The Employment Tax Incentive (ETI) was introduced in 2014 to encourage the employment of younger workers – 18 to 29 years old – by offering an incentive which is set-off against the employees’ tax due each month, thereby reducing the related tax liability for the relevant month/s – for the first two years of employment, subject to specific requirements being met.
These requirements are set out in the Employment Tax Incentive Act, 2013 (the ETI Act), writes Somaya Khaki, SAICA Project Director for Tax.
SARS issued Binding Private Ruling 367 (BPR 367) on 6 July 2021, wherein it determined that students in a proposed training programme are not “employees” as contemplated in the ETI Act and that the applicant, that is the potential employer, will not be entitled to claim an ETI in respect of any of them.
This ruling confirms the views held by SAICA regarding certain ETI schemes brought to our attention by members over the last couple of years. SAICA and other recognised controlling bodies have been engaging on this matter with National Treasury and SARS since 2019. A formal submission to SARS was made in 2020 regarding this matter. At the time, a media release was also issued, as part of recognised controlling bodies’ ethical obligation to not only properly advise and inform members, but also to release information in the public interest, so that unsuspecting parties are forewarned regarding these tax abusive ETI schemes.
Earlier this year, SAICA was pleased to note a positive step towards countering the abuse, in that one of the 2021 budget proposals included the amending of the definition of an “employee” in the ETI Act to specify that work must be performed in terms of an employment contract that adheres to record-keeping provisions in accordance with the Basic Conditions of Employment Act, 1997.
However, in addition to the fact that the incentive was being mis-used, a further concern was the exploitation of the youth purportedly ‘employed’ as part of the scheme, but who were not receiving work experience, nor receiving a minimum wage on the basis that training was in lieu of payment.
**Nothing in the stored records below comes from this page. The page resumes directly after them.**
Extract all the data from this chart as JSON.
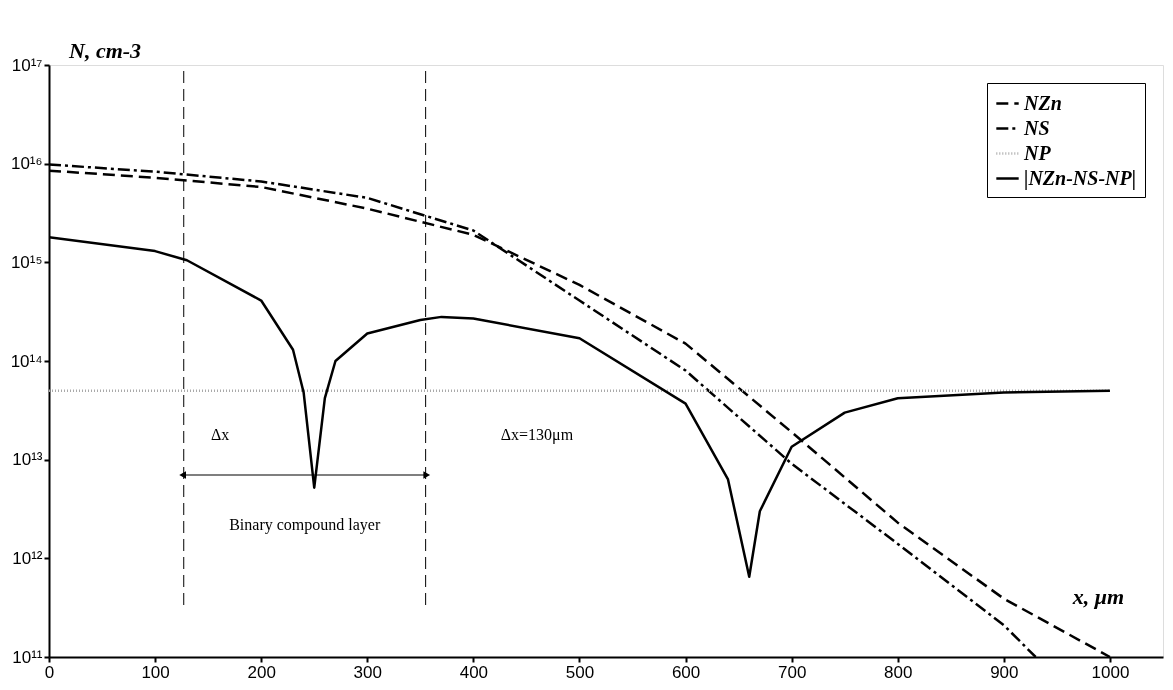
{
  "chart_data": {
    "type": "line",
    "xlabel": "x, μm",
    "ylabel": "N, cm-3",
    "log": "y",
    "grid": false,
    "legend": "top right",
    "xlim": [
      0,
      1050
    ],
    "xticks": [
      0,
      100,
      200,
      300,
      400,
      500,
      600,
      700,
      800,
      900,
      1000
    ],
    "ylim": [
      100000000000.0,
      1e+17
    ],
    "yticks": [
      {
        "value": 100000000000.0,
        "label": "10¹¹"
      },
      {
        "value": 1000000000000.0,
        "label": "10¹²"
      },
      {
        "value": 10000000000000.0,
        "label": "10¹³"
      },
      {
        "value": 100000000000000.0,
        "label": "10¹⁴"
      },
      {
        "value": 1000000000000000.0,
        "label": "10¹⁵"
      },
      {
        "value": 1e+16,
        "label": "10¹⁶"
      },
      {
        "value": 1e+17,
        "label": "10¹⁷"
      }
    ],
    "series": [
      {
        "name": "NZn",
        "color": "#000000",
        "line_style": "dashed",
        "x": [
          0,
          100,
          200,
          300,
          400,
          500,
          600,
          700,
          800,
          900,
          1000
        ],
        "values": [
          8500000000000000.0,
          7200000000000000.0,
          5800000000000000.0,
          3500000000000000.0,
          1900000000000000.0,
          590000000000000.0,
          150000000000000.0,
          19000000000000.0,
          2300000000000.0,
          390000000000.0,
          100000000000.0
        ]
      },
      {
        "name": "NS",
        "color": "#000000",
        "line_style": "dashdot",
        "x": [
          0,
          100,
          200,
          300,
          400,
          500,
          600,
          700,
          800,
          900,
          930
        ],
        "values": [
          9800000000000000.0,
          8300000000000000.0,
          6600000000000000.0,
          4500000000000000.0,
          2100000000000000.0,
          410000000000000.0,
          80000000000000.0,
          9100000000000.0,
          1400000000000.0,
          210000000000.0,
          100000000000.0
        ]
      },
      {
        "name": "NP",
        "color": "#aaaaaa",
        "line_style": "dotted",
        "x": [
          0,
          1000
        ],
        "values": [
          50000000000000.0,
          50000000000000.0
        ]
      },
      {
        "name": "|NZn-NS-NP|",
        "color": "#000000",
        "line_style": "solid",
        "x": [
          0,
          100,
          130,
          200,
          230,
          240,
          250,
          260,
          270,
          300,
          350,
          370,
          400,
          500,
          600,
          640,
          660,
          670,
          700,
          750,
          800,
          900,
          1000
        ],
        "values": [
          1800000000000000.0,
          1300000000000000.0,
          1050000000000000.0,
          410000000000000.0,
          130000000000000.0,
          48000000000000.0,
          5200000000000.0,
          42000000000000.0,
          100000000000000.0,
          190000000000000.0,
          260000000000000.0,
          280000000000000.0,
          270000000000000.0,
          170000000000000.0,
          37000000000000.0,
          6300000000000.0,
          650000000000.0,
          3000000000000.0,
          13500000000000.0,
          30000000000000.0,
          42000000000000.0,
          48000000000000.0,
          50000000000000.0
        ]
      }
    ],
    "ref_lines": [
      {
        "axis": "x",
        "value": 127,
        "line_style": "dashed"
      },
      {
        "axis": "x",
        "value": 355,
        "line_style": "dashed"
      }
    ],
    "annotations": [
      "Δx",
      "Δx=130μm",
      "Binary compound layer"
    ]
  }
}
Furthermore, it is uncertain as to whether the ‘training’ provided (where this was part of the scheme) would have assisted in securing the employment promised at the end of the ‘easily terminated’ employment contracts.
Whilst we are aware that SARS has issued assessments to some taxpayers involved in ‘abusive’ ETI schemes and binding private rulings may have been issued in the past, this is the first binding private ruling that SARS has published in relation to this matter, following permission by the applicant to make this public.
In terms of the proposed transaction in respect of which BPR 367 was issued, the applicant would enter into an agreement with Company B, whereby the applicant would employ students that would participate in a 12-month training programme offered by Company B. The students would have to perform certain tasks every week and meet for bi-weekly group discussions. Company B would supply a tablet, data, and cash to incentivise the students to participate in the programme.
The applicant would invoice Company B for payroll related services, per participating student. A 12-month employment contract would be signed between each student and the applicant, with no obligation to retain the student once the 12-month training programme is completed. No work would be done by the students whose main duty would be to attend virtual training provided by Company B, which would also be responsible for supervision and control over the students, using assigned mentors. The mentors are to monitor and supervise the students to ensure that they are progressing successfully through the training course.
The students would not have to be present at the applicant’s work premises except on an ad hoc basis, for example, to assist with marketing, printing and distribution of pamphlets, only to the extent that this does not interfere with their studies. The students would consent to receive the training in lieu of payment – basically, forfeiting their monthly salary.
The proposed transaction is similar in many respects to some of the schemes that our members were concerned about and we hope that BPR 367 will provide more clarity as to SARS’ views regarding these types of schemes.
Unfortunately, should SARS find that an employer is involved in an abusive ETI scheme and raise an additional assessment in this regard, it is the employer who is effectively ‘receiving’ only a percentage of the monthly ETI that would be liable for any taxes, penalties and interest imposed, far in excess of any ‘benefit’ to cash flow as a result of participating in the scheme.
We again call on employers to exercise vigilance regarding any tax scheme that seeks to undermine the intention of a specific incentive, particularly since the ‘employer’ would carry all the risk in respect of the tax and labour obligations. Tax practitioners should also apply appropriate professional scepticism to any tax structuring arrangement before promoting the scheme as it could also impact their ‘licence to trade’ as a registered tax practitioner, should the scheme turn out to be unlawful.
If you become aware of such schemes and would like to report these, please use the channels available on the SARS website.
We are grateful to those SAICA members who took an ethical stand against such abuse, despite the resistance they may have faced. We hope that the recent developments will encourage employers to reconsider whether or not to participate in certain schemes and importantly, serve to ensure that the incentive is used for the purpose for which it was intended: to benefit the vulnerable youth in our society.